- A XenServer 7.2 Environment
- XenCenter 7.2
- the
centos-7-small
template as built in Chapter 1. - a three-node Consul cluster as built in Chapter 2
- a two-node Vault cluster as built in Chapter 3 (optional)
- a three-node Nomad server cluster as built in Chapter 4
- a workstation with the following
- Terraform
- terraform-xenserver-provider (as built in Appendix B)
- Terraform the Nomad agent nodes.
- Install the Consul agent on the nodes.
- Configure Nomad Service
- Install Docker
- Run a sample job
By the time we have completed this section, you will have a fully functional Nomad Cluster configured to take advantage of Consul for service registration and discovery, and will have run the sample Redis job against the cluster to test Vault integration
Create a project directory that will hold your terraform files and states. Since I would like to be able to provision and destroy each infrastructure component individually, I have a subfolder in my project directory for Consul, Vault, and Nomad.
└── play_cluster
├── consul
├── nomad-server
├── nomad-client
└── vault
Switch to your nomad-client folder.
Create a nomad-client.tf file with the following information.

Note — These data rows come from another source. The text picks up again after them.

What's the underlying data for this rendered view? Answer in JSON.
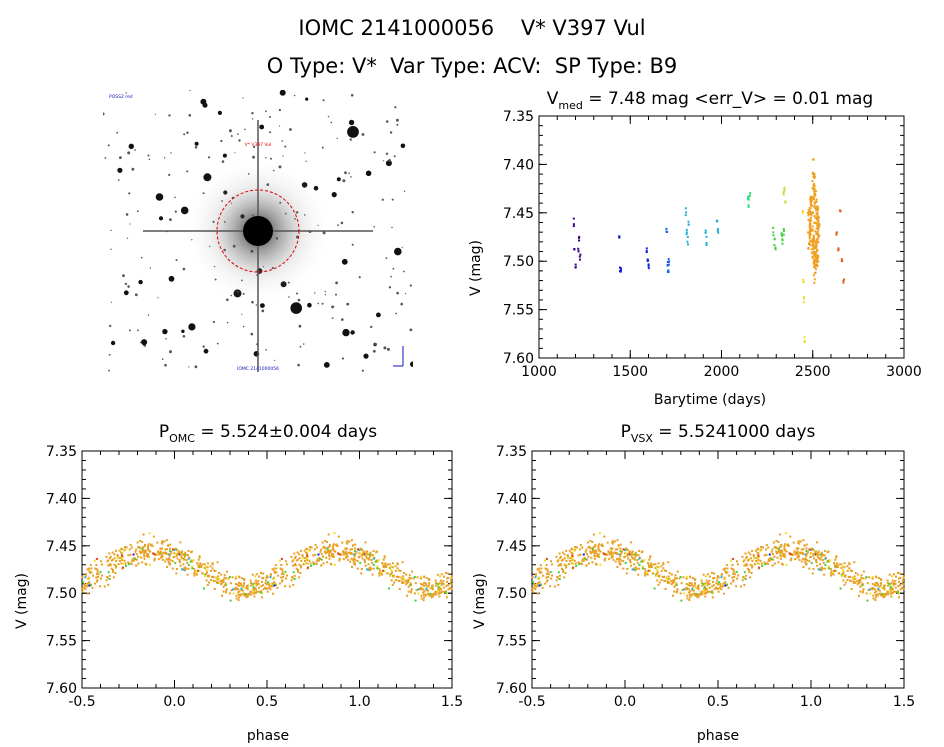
{
  "header": {
    "title": "IOMC 2141000056    V* V397 Vul",
    "subtitle": "O Type: V*  Var Type: ACV:  SP Type: B9"
  },
  "sky_image": {
    "top_left_label": "POSS2 red",
    "target_label": "V* V397 Vul",
    "bottom_label": "IOMC 2141000056",
    "colors": {
      "background": "#ffffff",
      "stars": "#1a1a1a",
      "circle": "#e00000",
      "labels": "#1010c0"
    }
  },
  "chart_data": [
    {
      "type": "scatter",
      "id": "time-series",
      "title_prefix": "V",
      "title_sub": "med",
      "title_rest": " = 7.48 mag <err_V> = 0.01 mag",
      "xlabel": "Barytime (days)",
      "ylabel": "V (mag)",
      "xlim": [
        1000,
        3000
      ],
      "ylim": [
        7.6,
        7.35
      ],
      "y_inverted": true,
      "xticks": [
        1000,
        1500,
        2000,
        2500,
        3000
      ],
      "xtick_labels": [
        "1000",
        "1500",
        "2000",
        "2500",
        "3000"
      ],
      "yticks": [
        7.35,
        7.4,
        7.45,
        7.5,
        7.55,
        7.6
      ],
      "ytick_labels": [
        "7.35",
        "7.40",
        "7.45",
        "7.50",
        "7.55",
        "7.60"
      ],
      "grid": false,
      "groups": [
        {
          "color": "#3a0088",
          "x": [
            1190,
            1195,
            1200,
            1215,
            1220,
            1225
          ],
          "y": [
            7.46,
            7.485,
            7.505,
            7.49,
            7.475,
            7.495
          ]
        },
        {
          "color": "#1020d0",
          "x": [
            1440,
            1445,
            1448,
            1592,
            1597,
            1600
          ],
          "y": [
            7.475,
            7.51,
            7.508,
            7.49,
            7.5,
            7.505
          ]
        },
        {
          "color": "#1060e0",
          "x": [
            1700,
            1705,
            1708,
            1712
          ],
          "y": [
            7.47,
            7.505,
            7.51,
            7.5
          ]
        },
        {
          "color": "#20b0d8",
          "x": [
            1805,
            1810,
            1815,
            1820,
            1912,
            1918,
            1975,
            1980
          ],
          "y": [
            7.45,
            7.47,
            7.48,
            7.46,
            7.47,
            7.48,
            7.46,
            7.47
          ]
        },
        {
          "color": "#30e080",
          "x": [
            2145,
            2150,
            2155
          ],
          "y": [
            7.435,
            7.44,
            7.43
          ]
        },
        {
          "color": "#40d040",
          "x": [
            2285,
            2290,
            2295,
            2330,
            2335,
            2340
          ],
          "y": [
            7.47,
            7.48,
            7.485,
            7.475,
            7.48,
            7.47
          ]
        },
        {
          "color": "#c8e040",
          "x": [
            2340,
            2345,
            2350
          ],
          "y": [
            7.43,
            7.425,
            7.44
          ]
        },
        {
          "color": "#f0e020",
          "x": [
            2445,
            2448,
            2452,
            2456
          ],
          "y": [
            7.45,
            7.52,
            7.54,
            7.58
          ]
        },
        {
          "color": "#f0a020",
          "x": [
            2480,
            2490,
            2500,
            2505,
            2510,
            2515,
            2520,
            2525,
            2530
          ],
          "y": [
            7.47,
            7.45,
            7.48,
            7.42,
            7.5,
            7.44,
            7.49,
            7.46,
            7.48
          ]
        },
        {
          "color": "#e06020",
          "x": [
            2630,
            2640,
            2650,
            2660,
            2670
          ],
          "y": [
            7.47,
            7.49,
            7.45,
            7.5,
            7.52
          ]
        }
      ]
    },
    {
      "type": "scatter",
      "id": "phase-omc",
      "title_prefix": "P",
      "title_sub": "OMC",
      "title_rest": " = 5.524±0.004 days",
      "xlabel": "phase",
      "ylabel": "V (mag)",
      "xlim": [
        -0.5,
        1.5
      ],
      "ylim": [
        7.6,
        7.35
      ],
      "y_inverted": true,
      "xticks": [
        -0.5,
        0.0,
        0.5,
        1.0,
        1.5
      ],
      "xtick_labels": [
        "-0.5",
        "0.0",
        "0.5",
        "1.0",
        "1.5"
      ],
      "yticks": [
        7.35,
        7.4,
        7.45,
        7.5,
        7.55,
        7.6
      ],
      "ytick_labels": [
        "7.35",
        "7.40",
        "7.45",
        "7.50",
        "7.55",
        "7.60"
      ],
      "grid": false,
      "light_curve": {
        "mean": 7.475,
        "amplitude": 0.04,
        "min_phase": 0.38,
        "max_phase": 0.0
      },
      "series_colors": [
        "#e8a020",
        "#f0e020",
        "#40d040",
        "#20b0d8",
        "#1020d0",
        "#3a0088",
        "#e04010"
      ]
    },
    {
      "type": "scatter",
      "id": "phase-vsx",
      "title_prefix": "P",
      "title_sub": "VSX",
      "title_rest": " = 5.5241000 days",
      "xlabel": "phase",
      "ylabel": "V (mag)",
      "xlim": [
        -0.5,
        1.5
      ],
      "ylim": [
        7.6,
        7.35
      ],
      "y_inverted": true,
      "xticks": [
        -0.5,
        0.0,
        0.5,
        1.0,
        1.5
      ],
      "xtick_labels": [
        "-0.5",
        "0.0",
        "0.5",
        "1.0",
        "1.5"
      ],
      "yticks": [
        7.35,
        7.4,
        7.45,
        7.5,
        7.55,
        7.6
      ],
      "ytick_labels": [
        "7.35",
        "7.40",
        "7.45",
        "7.50",
        "7.55",
        "7.60"
      ],
      "grid": false,
      "light_curve": {
        "mean": 7.475,
        "amplitude": 0.04,
        "min_phase": 0.38,
        "max_phase": 0.0
      },
      "series_colors": [
        "#e8a020",
        "#f0e020",
        "#40d040",
        "#20b0d8",
        "#1020d0",
        "#3a0088",
        "#e04010"
      ]
    }
  ]
}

Replace placeholders in "«»" with appropriate values from your environment.
provider "xenserver" {
url = "«XenServer URL»"
username = "«XenServer user name»"
password = "«XenServer password»"
}
resource "xenserver_vm" "nomad-client-1" {
name_label = "nomad-client-1"
base_template_name = "centos-7-small"
xenstore_data {
hostname = "nomad-client-1.node.consul"
}
}
resource "xenserver_vm" "nomad-client-2" {
name_label = "nomad-client-2"
base_template_name = "centos-7-small"
xenstore_data {
hostname = "nomad-client-2.node.consul"
}
}
resource "xenserver_vm" "nomad-client-3" {
name_label = "nomad-client-3"
base_template_name = "centos-7-small"
xenstore_data {
hostname = "nomad-client-3.node.consul"
}
}
At this point, you should be able to run terraform plan
and see that three resources will be created.
Run terraform apply
to build your three nodes.
See Appendix C - Installing Consul Agent and Configuring DNS Integration
cat << NOMADCONFIG | sudo tee /etc/nomad.d/nomad.hcl
datacenter = "dc1"
data_dir = "/opt/nomad/data"
log_level = "DEBUG"
leave_on_interrupt = true
client {
enabled = true
}
NOMADCONFIG
sudo firewall-cmd --zone=public --permanent --add-port=4646/tcp
sudo firewall-cmd --zone=public --permanent --add-port=4647/tcp
sudo firewall-cmd --zone=public --permanent --add-port=4648/tcp
sudo firewall-cmd --zone=public --permanent --add-port=4648/udp
sudo firewall-cmd --reload
cat << NOMADSRVSERVICE | sudo tee /etc/systemd/system/nomad.service
[Unit]
Description=Nomad
Requires=network-online.target
After=network-online.target
[Service]
User=root
EnvironmentFile=-/etc/sysconfig/nomad
Environment=GOMAXPROCS=2
Restart=on-failure
ExecStart=/usr/local/bin/nomad agent \$OPTIONS -config=/etc/nomad.d/nomad.hcl
ExecReload=/bin/kill -HUP \$MAINPID
KillSignal=SIGINT
StandardOutput=journal+console
[Install]
WantedBy=multi-user.target
NOMADSRVSERVICE
Note: If the nomad-client service unit will not stay running and running the nomad command by hand gives you the following error:
==> Failed to parse HTTP advertise address: No valid advertise addresses, please set `advertise` manually
you need either add an advertise entry to the configuration or configure a hosts file entry that maps the nodes name to an IP address.
The sample job created with nomad init
requires that Docker be installed on the Nomad client machines. You can fetch and run the installer with this one-liner.
curl -fsSL https://get.docker.com/ | sh
Once docker is installed, you will need to add the nomad
user to the docker group
sudo usermod -aG docker nomad
Start docker and enable it to run on boot.
sudo systemctl start docker
sudo systemctl enable docker
Verify that docker is running as expected.
sudo systemctl status docker
sudo systemctl enable nomad.service
sudo systemctl start nomad.service
At this point, you should have three Consul client members in your cluster.
From your workstation, connect to nomad-server-1 as the nomad user. Run nomad init
to generate the example job. Run nomad run example.nomad
to submit the job to the cluster. Check to see if the job has started using nomad status example
. You can also verify this in your Consul Web UI by looking for the global-redis-check service to show on the services page.